CrowdStrike Has Been Doing Updates This Way ‘For Many Years’: What Went Wrong?

With a potentially lengthy recovery ahead, the defective CrowdStrike update that led to an unprecedented worldwide Microsoft outage will ultimately raise questions about the automatic update process for cybersecurity tools.

It’s actually no exaggeration to say, as John Hammond did Friday, that the IT outage caused by a defective CrowdStrike software update has been “earth-shattering.” If ever a cyber incident has been both severely disruptive and global in its proportions, it’s this one—as Hammond, principal security researcher at cybersecurity specialist Huntress, rightly noted.

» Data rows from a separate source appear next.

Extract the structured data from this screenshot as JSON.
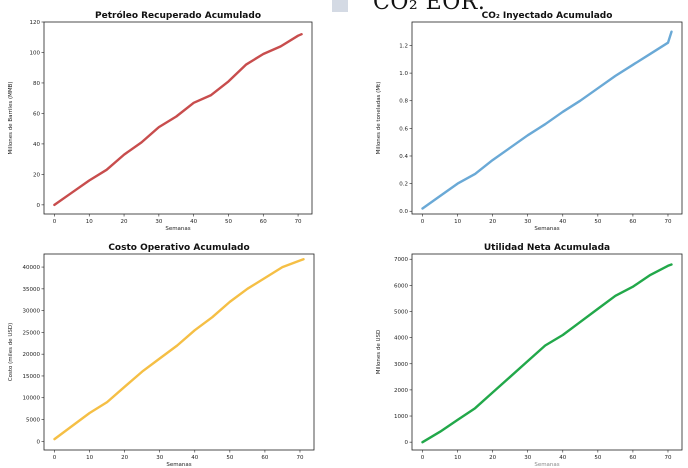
{
  "header": {
    "text": "CO₂ EOR."
  },
  "chart_data": [
    {
      "type": "line",
      "title": "Petróleo Recuperado Acumulado",
      "xlabel": "Semanas",
      "ylabel": "Millones de Barriles (MMB)",
      "xlim": [
        -3,
        74
      ],
      "ylim": [
        -6,
        120
      ],
      "xticks": [
        0,
        10,
        20,
        30,
        40,
        50,
        60,
        70
      ],
      "yticks": [
        0,
        20,
        40,
        60,
        80,
        100,
        120
      ],
      "color": "#c84d4d",
      "x": [
        0,
        5,
        10,
        15,
        20,
        25,
        30,
        35,
        40,
        45,
        50,
        55,
        60,
        65,
        70,
        71
      ],
      "y": [
        0,
        8,
        16,
        23,
        33,
        41,
        51,
        58,
        67,
        72,
        81,
        92,
        99,
        104,
        111,
        112
      ]
    },
    {
      "type": "line",
      "title": "CO₂ Inyectado Acumulado",
      "xlabel": "Semanas",
      "ylabel": "Millones de toneladas (Mt)",
      "xlim": [
        -3,
        74
      ],
      "ylim": [
        -0.02,
        1.37
      ],
      "xticks": [
        0,
        10,
        20,
        30,
        40,
        50,
        60,
        70
      ],
      "yticks": [
        0.0,
        0.2,
        0.4,
        0.6,
        0.8,
        1.0,
        1.2
      ],
      "color": "#6aa9d6",
      "x": [
        0,
        5,
        10,
        15,
        20,
        25,
        30,
        35,
        40,
        45,
        50,
        55,
        60,
        65,
        70,
        71
      ],
      "y": [
        0.02,
        0.11,
        0.2,
        0.27,
        0.37,
        0.46,
        0.55,
        0.63,
        0.72,
        0.8,
        0.89,
        0.98,
        1.06,
        1.14,
        1.22,
        1.3
      ]
    },
    {
      "type": "line",
      "title": "Costo Operativo Acumulado",
      "xlabel": "Semanas",
      "ylabel": "Costo (miles de USD)",
      "xlim": [
        -3,
        74
      ],
      "ylim": [
        -2000,
        43000
      ],
      "xticks": [
        0,
        10,
        20,
        30,
        40,
        50,
        60,
        70
      ],
      "yticks": [
        0,
        5000,
        10000,
        15000,
        20000,
        25000,
        30000,
        35000,
        40000
      ],
      "color": "#f5bf45",
      "x": [
        0,
        5,
        10,
        15,
        20,
        25,
        30,
        35,
        40,
        45,
        50,
        55,
        60,
        65,
        70,
        71
      ],
      "y": [
        500,
        3500,
        6500,
        9000,
        12500,
        16000,
        19000,
        22000,
        25500,
        28500,
        32000,
        35000,
        37500,
        40000,
        41500,
        41800
      ]
    },
    {
      "type": "line",
      "title": "Utilidad Neta Acumulada",
      "xlabel": "Semanas",
      "ylabel": "Millones de USD",
      "xlim": [
        -3,
        74
      ],
      "ylim": [
        -300,
        7200
      ],
      "xticks": [
        0,
        10,
        20,
        30,
        40,
        50,
        60,
        70
      ],
      "yticks": [
        0,
        1000,
        2000,
        3000,
        4000,
        5000,
        6000,
        7000
      ],
      "color": "#22a84a",
      "x": [
        0,
        5,
        10,
        15,
        20,
        25,
        30,
        35,
        40,
        45,
        50,
        55,
        60,
        65,
        70,
        71
      ],
      "y": [
        0,
        400,
        850,
        1300,
        1900,
        2500,
        3100,
        3700,
        4100,
        4600,
        5100,
        5600,
        5950,
        6400,
        6750,
        6800
      ]
    }
  ]
}
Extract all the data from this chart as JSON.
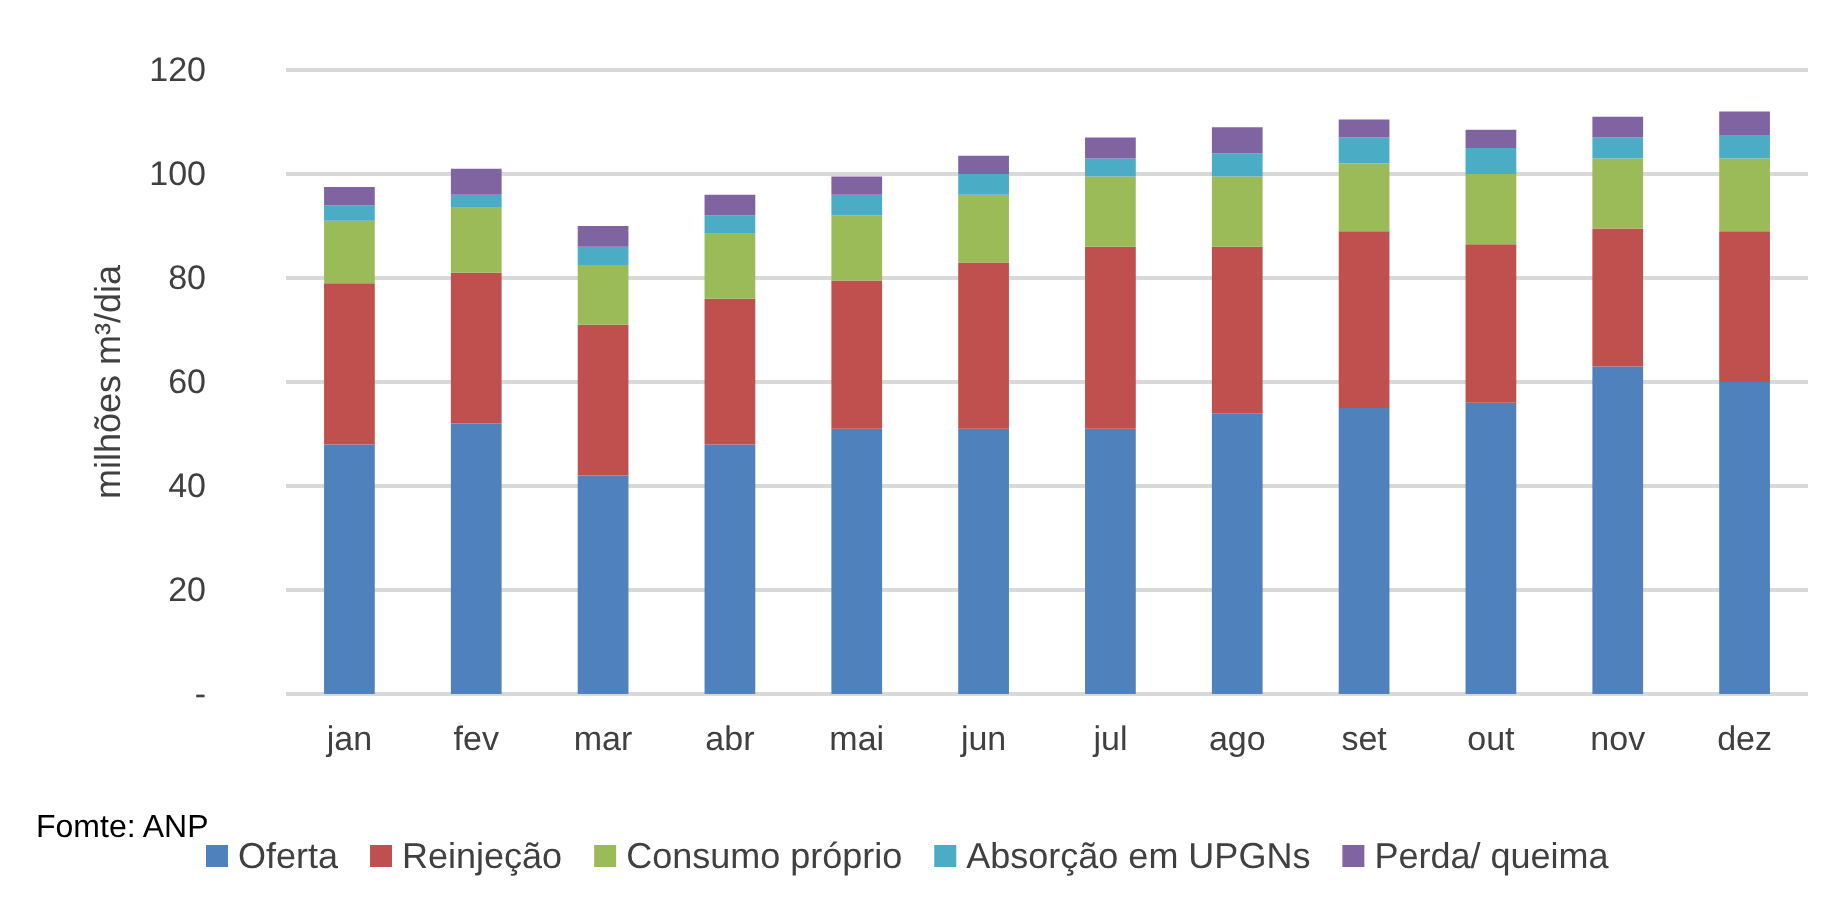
{
  "chart_data": {
    "type": "bar",
    "stacked": true,
    "ylabel": "milhões m³/dia",
    "annotations": [
      "Fomte: ANP"
    ],
    "categories": [
      "jan",
      "fev",
      "mar",
      "abr",
      "mai",
      "jun",
      "jul",
      "ago",
      "set",
      "out",
      "nov",
      "dez"
    ],
    "series": [
      {
        "name": "Oferta",
        "color": "#4f81bd",
        "values": [
          48,
          52,
          42,
          48,
          51,
          51,
          51,
          54,
          55,
          56,
          63,
          60
        ]
      },
      {
        "name": "Reinjeção",
        "color": "#c0504d",
        "values": [
          31,
          29,
          29,
          28,
          28.5,
          32,
          35,
          32,
          34,
          30.5,
          26.5,
          29
        ]
      },
      {
        "name": "Consumo próprio",
        "color": "#9bbb59",
        "values": [
          12,
          12.5,
          11.5,
          12.5,
          12.5,
          13,
          13.5,
          13.5,
          13,
          13.5,
          13.5,
          14
        ]
      },
      {
        "name": "Absorção em UPGNs",
        "color": "#4bacc6",
        "values": [
          3,
          2.5,
          3.5,
          3.5,
          4,
          4,
          3.5,
          4.5,
          5,
          5,
          4,
          4.5
        ]
      },
      {
        "name": "Perda/ queima",
        "color": "#8064a2",
        "values": [
          3.5,
          5,
          4,
          4,
          3.5,
          3.5,
          4,
          5,
          3.5,
          3.5,
          4,
          4.5
        ]
      }
    ],
    "ylim": [
      0,
      120
    ],
    "yticks": [
      {
        "value": 0,
        "label": "-"
      },
      20,
      40,
      60,
      80,
      100,
      120
    ],
    "grid": "y",
    "legend": "bottom"
  }
}
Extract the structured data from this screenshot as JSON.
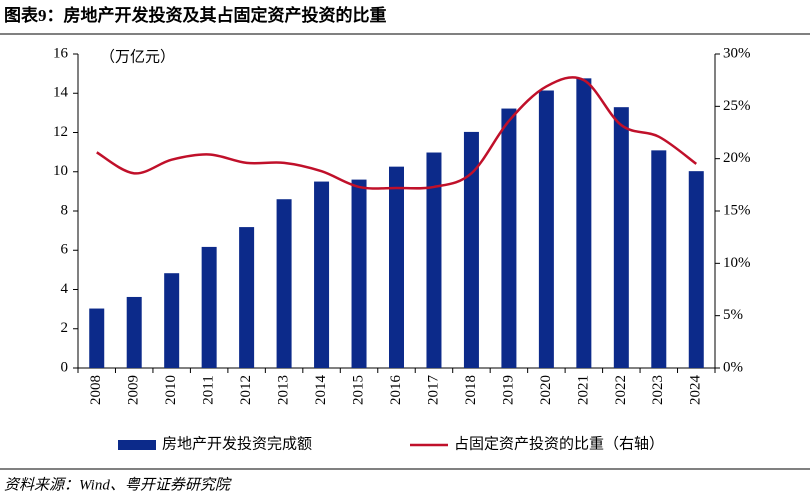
{
  "title": "图表9：房地产开发投资及其占固定资产投资的比重",
  "source": "资料来源：Wind、粤开证券研究院",
  "chart_data": {
    "type": "bar",
    "y_unit": "（万亿元）",
    "categories": [
      "2008",
      "2009",
      "2010",
      "2011",
      "2012",
      "2013",
      "2014",
      "2015",
      "2016",
      "2017",
      "2018",
      "2019",
      "2020",
      "2021",
      "2022",
      "2023",
      "2024"
    ],
    "series": [
      {
        "name": "房地产开发投资完成额",
        "type": "bar",
        "color": "#0c2a8a",
        "axis": "y",
        "values": [
          3.03,
          3.62,
          4.83,
          6.17,
          7.18,
          8.6,
          9.5,
          9.6,
          10.26,
          10.98,
          12.03,
          13.22,
          14.14,
          14.76,
          13.29,
          11.09,
          10.03
        ]
      },
      {
        "name": "占固定资产投资的比重（右轴）",
        "type": "line",
        "color": "#c0102a",
        "axis": "y2",
        "values": [
          20.6,
          18.6,
          19.9,
          20.4,
          19.6,
          19.6,
          18.8,
          17.3,
          17.2,
          17.3,
          18.6,
          23.6,
          26.9,
          27.5,
          23.2,
          22.1,
          19.5
        ]
      }
    ],
    "ylim": [
      0,
      16
    ],
    "yticks": [
      0,
      2,
      4,
      6,
      8,
      10,
      12,
      14,
      16
    ],
    "y2lim": [
      0,
      30
    ],
    "y2ticks": [
      {
        "value": 0,
        "label": "0%"
      },
      {
        "value": 5,
        "label": "5%"
      },
      {
        "value": 10,
        "label": "10%"
      },
      {
        "value": 15,
        "label": "15%"
      },
      {
        "value": 20,
        "label": "20%"
      },
      {
        "value": 25,
        "label": "25%"
      },
      {
        "value": 30,
        "label": "30%"
      }
    ],
    "legend": "bottom"
  }
}
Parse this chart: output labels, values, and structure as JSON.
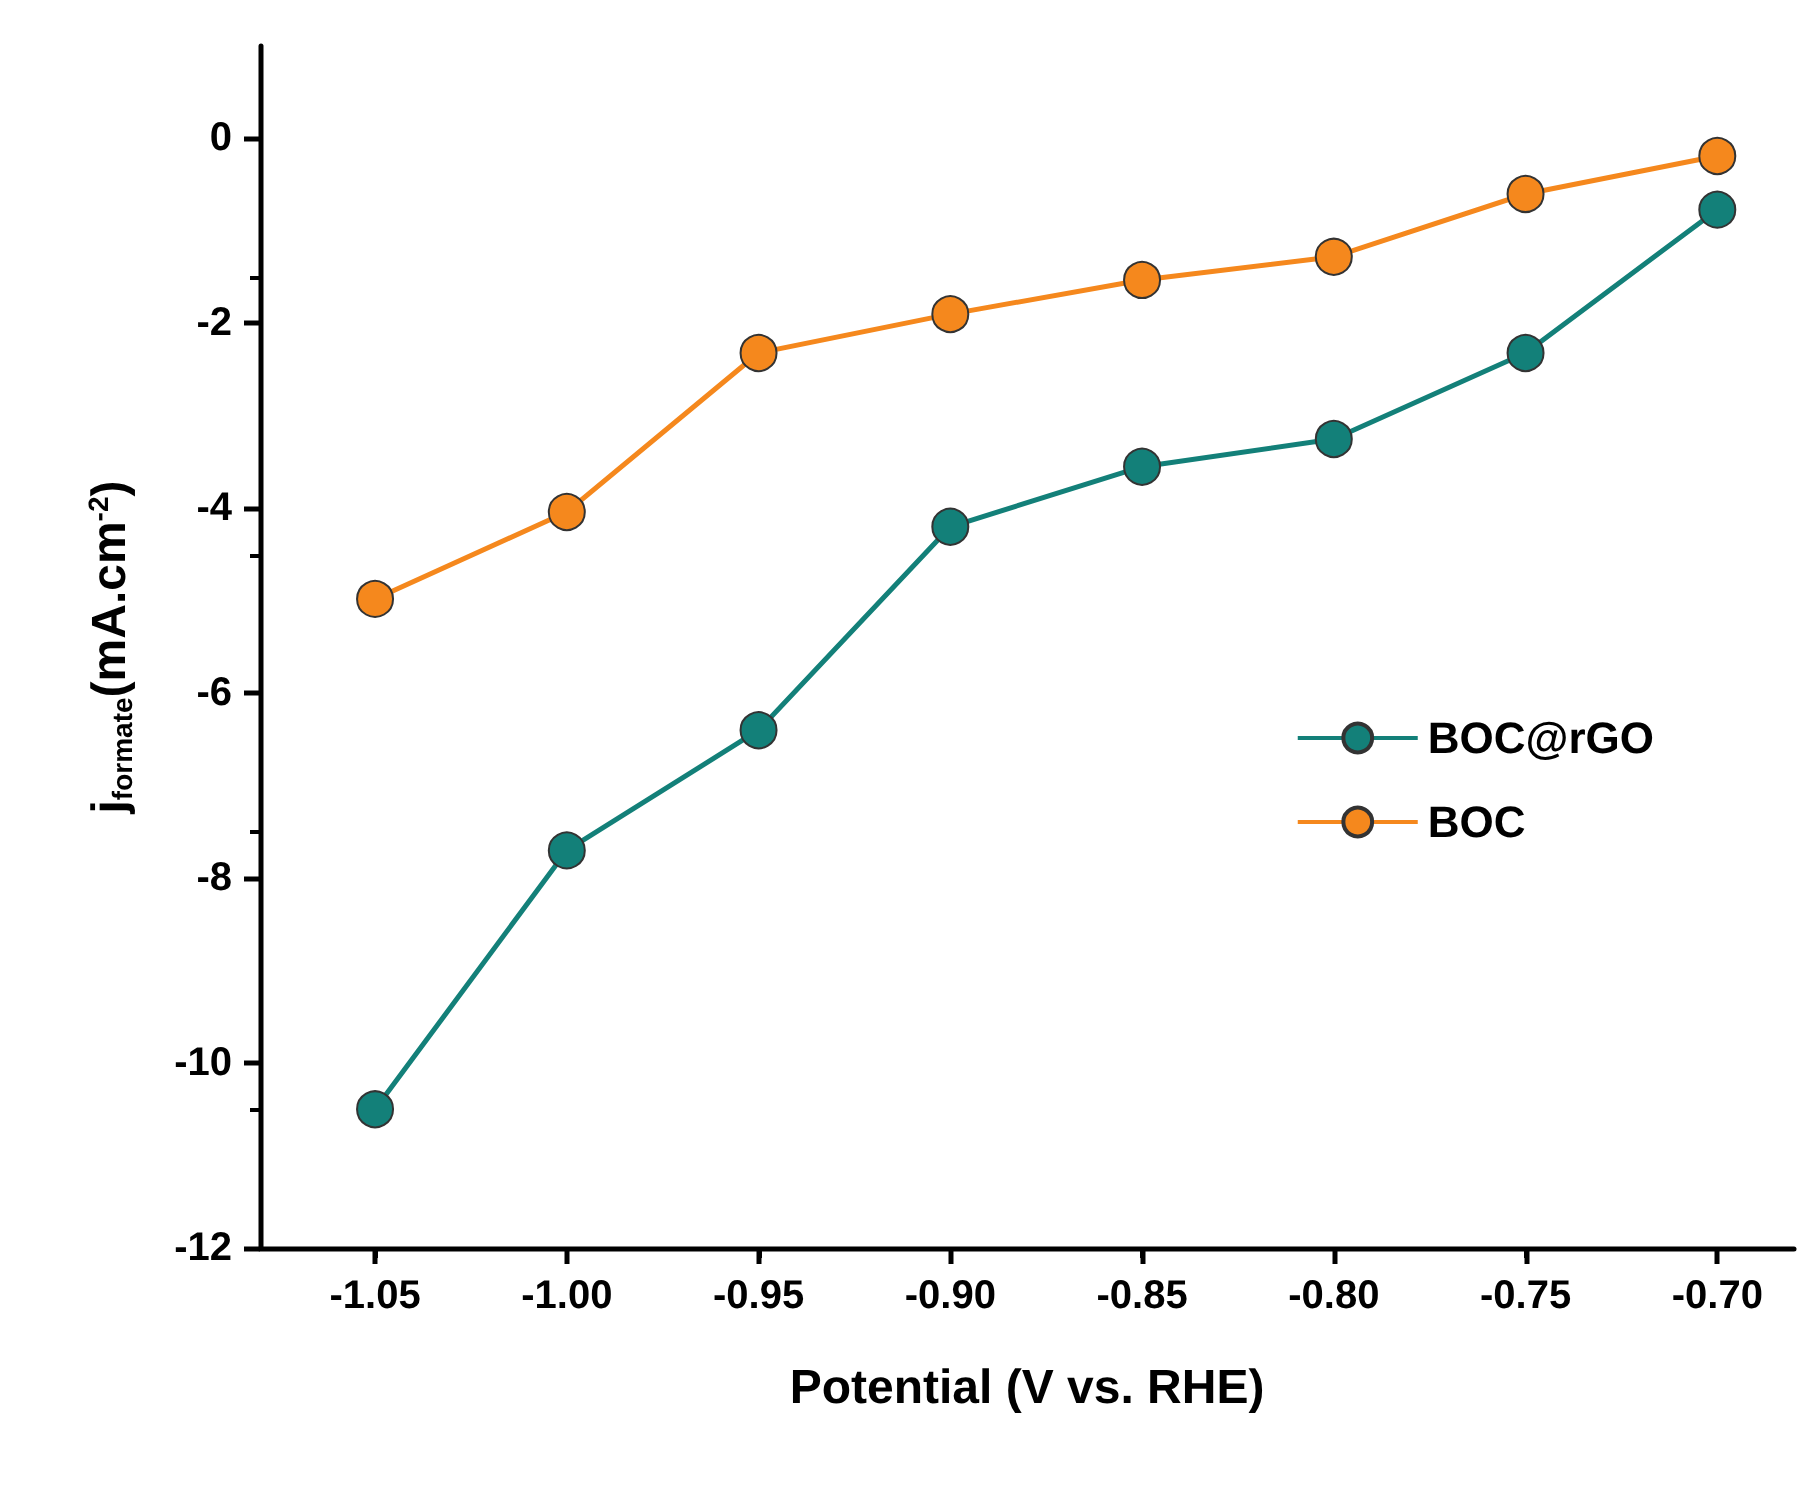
{
  "chart_data": {
    "type": "line",
    "xlabel": "Potential (V vs. RHE)",
    "ylabel": "j$_{formate}$(mA.cm$^{-2}$)",
    "x": [
      -1.05,
      -1.0,
      -0.95,
      -0.9,
      -0.85,
      -0.8,
      -0.75,
      -0.7
    ],
    "series": [
      {
        "name": "BOC@rGO",
        "color": "#138079",
        "values": [
          -10.5,
          -7.7,
          -6.4,
          -4.2,
          -3.55,
          -3.25,
          -2.32,
          -0.77
        ]
      },
      {
        "name": "BOC",
        "color": "#f5881d",
        "values": [
          -4.98,
          -4.04,
          -2.32,
          -1.9,
          -1.53,
          -1.28,
          -0.6,
          -0.19
        ]
      }
    ],
    "xlim": [
      -1.08,
      -0.68
    ],
    "ylim": [
      -12,
      1
    ],
    "xticks": [
      {
        "value": -1.05,
        "label": "-1.05"
      },
      {
        "value": -1.0,
        "label": "-1.00"
      },
      {
        "value": -0.95,
        "label": "-0.95"
      },
      {
        "value": -0.9,
        "label": "-0.90"
      },
      {
        "value": -0.85,
        "label": "-0.85"
      },
      {
        "value": -0.8,
        "label": "-0.80"
      },
      {
        "value": -0.75,
        "label": "-0.75"
      },
      {
        "value": -0.7,
        "label": "-0.70"
      }
    ],
    "yticks": [
      -12,
      -10,
      -8,
      -6,
      -4,
      -2,
      0
    ],
    "grid": false,
    "legend": "right",
    "marker": "circle",
    "line_style": "solid"
  }
}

The twist, however, is that it was not a cyberattack that caused the widespread disaster. Instead, it was the actions of a cybersecurity vendor, whose whole purpose is to prevent cyber disruptions, which led to the meltdown of potentially millions of Microsoft Windows systems worldwide and impacted much of what the modern world depends on, from air travel to health care to banking.

[Related: CrowdStrike CEO George Kurtz: ‘We’re Deeply Sorry’ For Massive Disruptions]

Without a doubt, “this one took us all by surprise,” Hammond said.

George Kurtz, the co-founder and CEO of CrowdStrike, would seem to be as shocked as anyone. This was not some new process that the cybersecurity vendor was using when it deployed a “content” update to its Falcon software; the updates have been done this same way “for many, many years,” Kurtz said Friday on NBC’s “ Today” show.

So: What could have gone wrong?

Trellix CEO Bryan Palma, whose company competes with CrowdStrike on endpoint security, said the time for those questions will certainly come, once the recovery has been completed. Which may not be anytime soon.

“If you have hundreds of thousands or millions of endpoints, it's a big deal,” Palma told CRN. “It’s going to take weeks to figure out. And it's super hard to do at scale. So this isn't a problem that's over in 24 to 48 hours.”

Once things have stabilized, CrowdStrike will undoubtedly face tough questions about its automatic update process, which experts say does not appear to have been staggered to ensure that a problematic update would have a limited effect.

“The next set of questions will be, is this acceptable? Who else does it this way? Why was it done this way?” Palma said. “All that will come out over time.”

ThreatLocker CEO Danny Jenkins said it appears that the CrowdStrike update was not staggered because it was not a full software patch, which would have been released in stages.

Instead, Jenkins said, this was an update to CrowdStrike Falcon likely targeted at protecting customers against newly discovered cyberthreats, which is a frequent type of update for an endpoint security tool.

To keep customers protected, CrowdStrike “wants to push those threat updates instantly, to as many people as possible,” he said.

As a result, a high proportion of CrowdStrike customers were likely to be affected by the update, which the company has said contained an unspecified “defect” for the Windows version of Falcon.

Hammond noted that as part of keeping up with hackers, many cybersecurity vendors have adopted similar practices around automated updating. Access to the Windows kernel—which has been implicated in the Microsoft outage—has also been considered crucial in order to provide strong security, he said.

The conglomeration of factors that made the outage possible is really “the nature of the beast” in terms of today’s cybersecurity practices, Hammond said.

Staying Ahead Of Hackers

In his televised comments Friday, Kurtz said the larger context here is that CrowdStrike does things this way because it is “always trying to stay one step ahead of the adversaries.”

“Our systems are always looking for the latest attacks from these adversaries that are out there,” Kurtz said, indicating that this “content update” went out in connection with the changing threat environment.

Ultimately, “when you look at software, it is a very complex world, and there are a lot of interactions. And always staying ahead of the adversary is certainly … a tall task,” he said.

At the same time, effectively pushing cybersecurity-related updates is all about finding the right “balance,” Trellix’s Palma said. “And obviously, their balance was out of whack here.”

In a statement provided to CRN Friday, CrowdStrike said it is “working with all impacted customers to ensure that systems are back up and they can deliver the services their customers are counting on.”

“We understand the gravity of the situation and are deeply sorry for the inconvenience and disruption,” CrowdStrike said in the statement.

Kin Mitra, president and CEO at Mission Critical Systems, a Fort Lauderdale, Fla.-based CrowdStrike partner, said in an email to CRN that most of his company’s customers use CrowdStrike on Windows machines. “We have been in firefighting mode all day,” Mitra said.

While CrowdStrike has certainly “stepped up to the plate to help customers,” he said, it’s unclear why the vendor “did not do better vetting of the update internally before deploying.”

“I think they have learned a tough lesson,” Mitra said.